Nathan took a careful step closer, reaching for the letter. “Please. I can explain.”
I raised a hand, holding it up between us like a shield.
“Explain? Nathan, this...” My voice broke just a little, the anger and hurt mingling into something sharp and raw.
“This says it all. You weren’t with me because you wanted me.
You were with me because you had to be. Because of some damn stipulation your father wrote. ”
Nathan’s jaw tightened. His eyes flicked away, down at the envelope, guilt and panic etched into every line of his face. “Cupcake, that’s not…it’s not how it was.”
“Not how it was?” I echoed, laughter bitter and hollow. “Every touch, every kiss, every night you made me feel like the only person in the world? All of it was a game. And I was just a piece on your father’s board. Is that what I am, Nathan? Just a piece to gain your inheritance?”
His hands rose unsure, almost pleading. “No. I swear, I love you. You weren’t supposed to find out this way.”
“This way? Don’t you mean at all?” I laughed bitterly as I strode to the door to leave, needing to put as much distance between Nathan and I as possible.
“I can explain.” Nathan’s voice dropped to a whisper, raw and ragged.
“Explain what?” I finally let the words rip from my chest, my voice louder than I intended, sharp with pain and fury as I stopped just outside Nathan's office. Harper's eyes flew to the both of us. “Explain how every smile, every touch, every ‘coincidence’ was a fucking lie?!”
Heads were turning; people stopped typing, stopped talking, frozen like deer in headlights.
“Baby,” Nathan started to stay but I cut him off.
“Just stop!” I yelled. “I feel so stupid. I thought we were real.”
“We are real, cup—Elise.” He quickly corrected himself. “We are real.”
“How could you possibly say that? The only reason you started noticing me as more than your assistant is because of a stipulation. If it wasn’t for that, I would’ve quit and we both would’ve gone on living our lives.”
“That’s not true.” Nathan argued. “What I was doing before wasn’t living. I didn’t start living life until you became a part of it. And I’ve always noticed you. I may not have acted on it or said anything in the past, but from the very first time I saw you I hadn’t been able to look away.”
“That was beautiful Mr. Edge.” I called over my shoulder as I pushed towards the elevator. “Too bad the days of me believing anything that comes out of your mouth are over.”

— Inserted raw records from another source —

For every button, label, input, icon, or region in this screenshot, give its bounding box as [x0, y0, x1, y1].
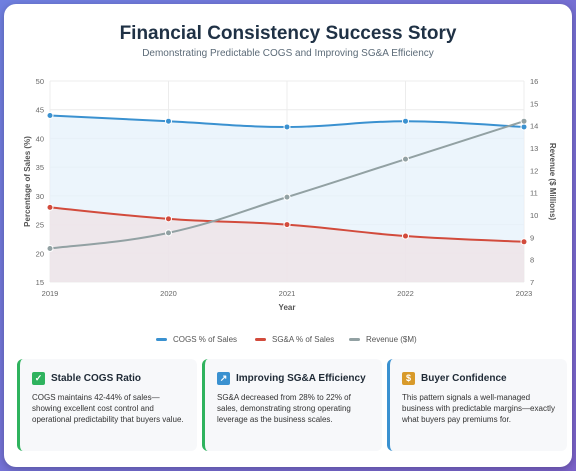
insight-card-text: COGS maintains 42-44% of sales—showing e… [32, 393, 184, 424]
insight-card-title: Buyer Confidence [421, 373, 507, 384]
chart-legend: COGS % of Sales SG&A % of Sales Revenue ($… [4, 335, 572, 349]
x-tick-label: 2020 [160, 289, 177, 298]
x-tick-label: 2021 [279, 289, 296, 298]
insight-card-text: This pattern signals a well-managed busi… [402, 393, 555, 424]
x-tick-label: 2022 [397, 289, 414, 298]
data-point [46, 203, 54, 211]
insight-card-title: Stable COGS Ratio [51, 373, 142, 384]
x-axis-title: Year [279, 303, 296, 312]
main-card: Financial Consistency Success Story Demo… [4, 4, 572, 467]
insight-card-text: SG&A decreased from 28% to 22% of sales,… [217, 393, 351, 424]
data-point [165, 215, 172, 223]
data-point [165, 229, 172, 237]
insight-card-cogs: ✓ Stable COGS Ratio COGS maintains 42-44… [17, 359, 197, 451]
insight-card-sga: ↗ Improving SG&A Efficiency SG&A decreas… [202, 359, 382, 451]
y-left-tick-label: 45 [36, 106, 44, 115]
y-left-tick-label: 40 [36, 134, 44, 143]
y-right-tick-label: 16 [530, 77, 538, 86]
legend-label: SG&A % of Sales [272, 335, 335, 344]
insight-card-title: Improving SG&A Efficiency [236, 373, 366, 384]
data-point [402, 117, 409, 125]
y-right-tick-label: 12 [530, 166, 538, 175]
y-left-tick-label: 35 [36, 163, 44, 172]
y-right-tick-label: 15 [530, 99, 538, 108]
data-point [46, 111, 54, 119]
y-right-tick-label: 8 [530, 256, 534, 265]
y-right-tick-label: 7 [530, 278, 534, 287]
legend-swatch [255, 338, 266, 341]
money-bag-icon: $ [402, 372, 415, 385]
y-right-tick-label: 13 [530, 144, 538, 153]
insight-card-buyer: $ Buyer Confidence This pattern signals … [387, 359, 567, 451]
legend-label: Revenue ($M) [366, 335, 417, 344]
data-point [46, 245, 54, 252]
page-subtitle: Demonstrating Predictable COGS and Impro… [142, 48, 434, 59]
data-point [283, 193, 291, 201]
x-tick-label: 2019 [42, 289, 59, 298]
line-chart: 15 20 25 30 35 40 45 50 7 8 9 10 11 12 13 14 15 16 2019 202… [23, 77, 557, 312]
data-point [520, 238, 528, 246]
check-mark-icon: ✓ [32, 372, 45, 385]
data-point [283, 123, 291, 131]
legend-swatch [349, 338, 360, 341]
y-left-tick-label: 20 [36, 249, 44, 258]
y-right-tick-label: 14 [530, 122, 538, 131]
legend-item[interactable]: SG&A % of Sales [255, 335, 334, 344]
data-point [402, 232, 409, 240]
x-tick-label: 2023 [516, 289, 533, 298]
data-point [402, 155, 409, 163]
legend-label: COGS % of Sales [173, 335, 238, 344]
chart-increasing-icon: ↗ [217, 372, 230, 385]
data-point [520, 123, 528, 131]
data-point [520, 117, 528, 125]
page-title: Financial Consistency Success Story [119, 23, 457, 44]
y-right-axis-title: Revenue ($ Millions) [548, 143, 557, 221]
legend-item[interactable]: Revenue ($M) [349, 335, 417, 344]
y-left-tick-label: 50 [36, 77, 44, 86]
legend-item[interactable]: COGS % of Sales [156, 335, 237, 344]
legend-swatch [156, 338, 167, 341]
y-left-tick-label: 25 [36, 221, 44, 230]
y-right-tick-label: 11 [530, 189, 538, 198]
y-right-tick-label: 9 [530, 233, 534, 242]
y-left-axis-title: Percentage of Sales (%) [23, 136, 32, 227]
y-right-tick-label: 10 [530, 211, 538, 220]
data-point [165, 117, 172, 125]
y-left-tick-label: 15 [36, 278, 44, 287]
y-left-tick-label: 30 [36, 192, 44, 201]
data-point [283, 221, 291, 229]
series-area-1 [50, 207, 524, 282]
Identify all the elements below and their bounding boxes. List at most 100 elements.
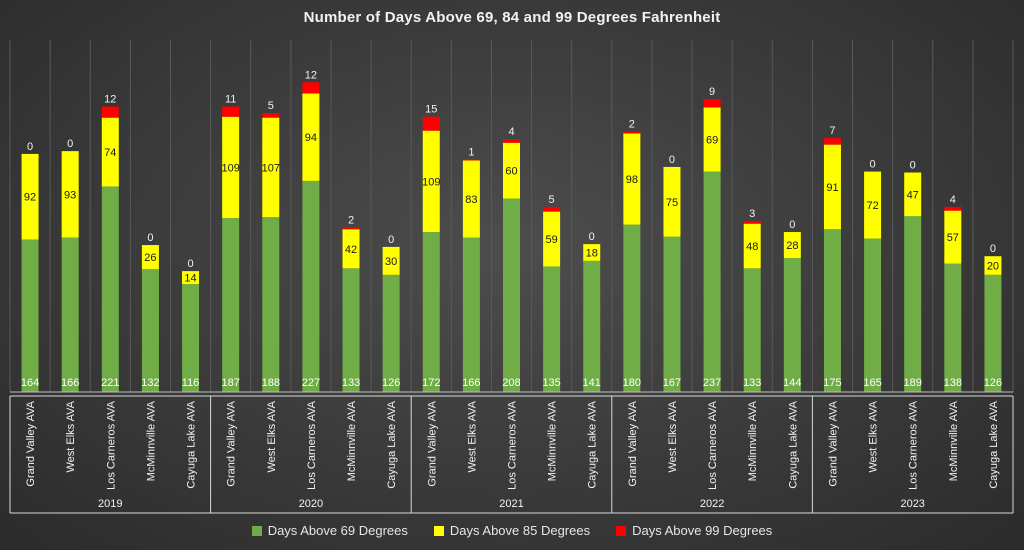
group-tick-label: 2023 xyxy=(900,498,924,510)
bar-segment xyxy=(422,116,440,131)
data-label: 109 xyxy=(221,162,239,174)
bar-segment xyxy=(743,223,761,269)
data-label: 4 xyxy=(508,126,514,138)
bar-segment xyxy=(904,172,922,217)
legend-swatch xyxy=(251,525,262,536)
data-label: 1 xyxy=(468,147,474,159)
category-tick-label: McMinnville AVA xyxy=(346,400,358,481)
chart-legend: Days Above 69 Degrees Days Above 85 Degre… xyxy=(0,523,1024,538)
data-label: 164 xyxy=(21,377,39,389)
data-label: 187 xyxy=(221,377,239,389)
bar-segment xyxy=(462,159,480,161)
category-tick-label: McMinnville AVA xyxy=(145,400,157,481)
data-label: 7 xyxy=(829,125,835,137)
data-label: 30 xyxy=(385,256,397,268)
category-tick-label: Los Carneros AVA xyxy=(707,400,719,490)
category-tick-label: Cayuga Lake AVA xyxy=(988,400,1000,488)
bar-segment xyxy=(703,99,721,108)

“Don’t call me Mr. Edge.” He pleaded. “It’s Nathan. It’s me. The same man whose arms you fell asleep in last night. The same man you fell in love with. So don’t call me Mr. Edge like I’m just your boss because we’re way past that, baby.”
“You’re right about one thing, you’re not my boss anymore. You’re not anything to me anymore.” I paused just after I finished pressing the button that would take me down to the lobby. “Oh, but congratulations. You hurt me in a way I didn’t think was possible.”
A bullet to the chest would’ve hurt less than my words but I don’t take them back, needing him to hurt with the same ferocity that I was hurting. Nathan didn’t say anything nor did he move, and I took the opportunity to step onto the elevator, taking my bleeding heart with me.